Artikel 3 van de wet Helms-Burton treedt in voege

Artikel 3 van de wet Helms-Burton treedt in voege

Youri Blieck

Op 2 mei 2019 werd artikel 3 van de wet Helms-Burton geïmplementeerd. Dit artikel geeft aan Noord-Amerikaanse burgers de mogelijkheid om een rechtszaak aan te spannen bij een Noord-Amerikaanse rechtbank tegen Cubaanse bedrijven die goederen bezitten die na de revolutie genationaliseerd werden en hen toebehoorden.
De aanleiding van deze toepassing, aldus Noord-Amerikaanse diplomatieke bronnen, is de aanwezigheid van Cubaanse militairen in Venezuela. Een volledig uit de lucht gegrepen argument dat nergens op slaat. De enige Cubanen die aanwezig zijn in Venezuela zijn 20 000 gezondheidswerkers waarvan 60% vrouwen. Tot zover de militaire ambities van Cuba. Volgens Cubaanse bronnen duidt deze maatregel eerder op de heersende frustratie bij de Noord-Amerikaanse overheid over het standhouden van de Cubaanse revolutie ondanks alle economische maatregelen die zij de laatste jaren toepasten.

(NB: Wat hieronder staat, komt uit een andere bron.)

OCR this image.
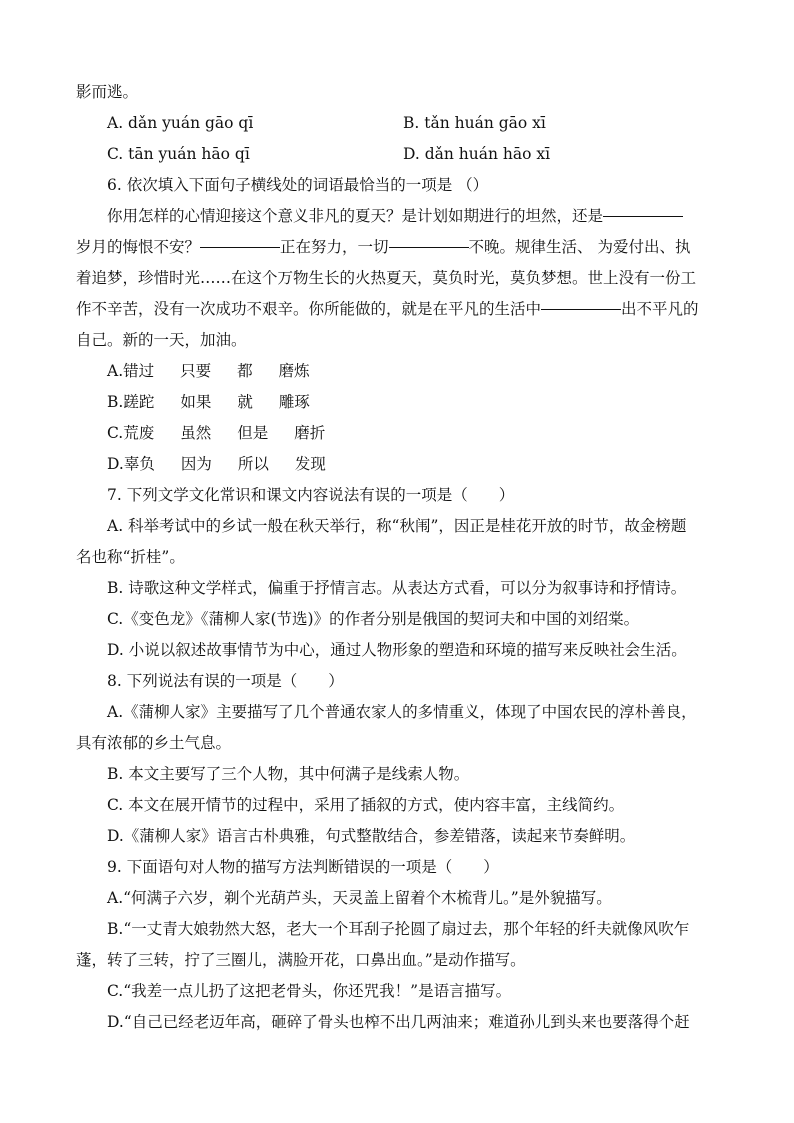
影而逃。
A. dǎn yuán gāo qī	B. tǎn huán gāo xī
C. tān yuán hāo qī	D. dǎn huán hāo xī
6. 依次填入下面句子横线处的词语最恰当的一项是 （）
你用怎样的心情迎接这个意义非凡的夏天？是计划如期进行的坦然，还是
岁月的悔恨不安？	正在努力，一切	不晚。规律生活、 为爱付出、执
着追梦，珍惜时光……在这个万物生长的火热夏天，莫负时光，莫负梦想。世上没有一份工
作不辛苦，没有一次成功不艰辛。你所能做的，就是在平凡的生活中	出不平凡的
自己。新的一天，加油。
A.错过 只要 都 磨炼
B.蹉跎 如果 就 雕琢
C.荒废 虽然 但是 磨折
D.辜负 因为 所以 发现
7. 下列文学文化常识和课文内容说法有误的一项是（　　）
A. 科举考试中的乡试一般在秋天举行，称“秋闱”，因正是桂花开放的时节，故金榜题
名也称“折桂”。
B. 诗歌这种文学样式，偏重于抒情言志。从表达方式看，可以分为叙事诗和抒情诗。
C.《变色龙》《蒲柳人家(节选)》的作者分别是俄国的契诃夫和中国的刘绍棠。
D. 小说以叙述故事情节为中心，通过人物形象的塑造和环境的描写来反映社会生活。
8. 下列说法有误的一项是（　　）
A.《蒲柳人家》主要描写了几个普通农家人的多情重义，体现了中国农民的淳朴善良，
具有浓郁的乡土气息。
B. 本文主要写了三个人物，其中何满子是线索人物。
C. 本文在展开情节的过程中，采用了插叙的方式，使内容丰富，主线简约。
D.《蒲柳人家》语言古朴典雅，句式整散结合，参差错落，读起来节奏鲜明。
9. 下面语句对人物的描写方法判断错误的一项是（　　）
A.“何满子六岁，剃个光葫芦头，天灵盖上留着个木梳背儿。”是外貌描写。
B.“一丈青大娘勃然大怒，老大一个耳刮子抡圆了扇过去，那个年轻的纤夫就像风吹乍
蓬，转了三转，拧了三圈儿，满脸开花，口鼻出血。”是动作描写。
C.“我差一点儿扔了这把老骨头，你还咒我！”是语言描写。
D.“自己已经老迈年高，砸碎了骨头也榨不出几两油来；难道孙儿到头来也要落得个赶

Cubaanse grootgrondbezitters onteigend
Maar laat ons even inzoomen op de periode na de revolutie en de onteigeningen die plaatsvonden in die tijd. Het boek ‘Los propietarios de Cuba 1958’ van Guillermo Jiménez, geeft een duidelijk beeld over het landeigendom in 1958. Uit de cijfers van Jiménez blijkt dat minder dan 1% van de toenmalige bevolking alle bezittingen van het land op hun naam hadden staan. Dit in een land waar meer dan 5 miljoen burgers woonden en de overgrote meerderheid het hoofd moest bieden aan werkloosheid, ongezonde levensomstandigheden en schaarste. Een op twee Cubanen was analfabeet, 60% van de bevolking woonde in lemen huizen en slechts 3% van de bevolking kon zich sanitaire voorzieningen in huis veroorloven. Maar de lijst ontberingen die de Cubaanse bevolking in 1958 moest ondergaan is hiermee zeker niet compleet.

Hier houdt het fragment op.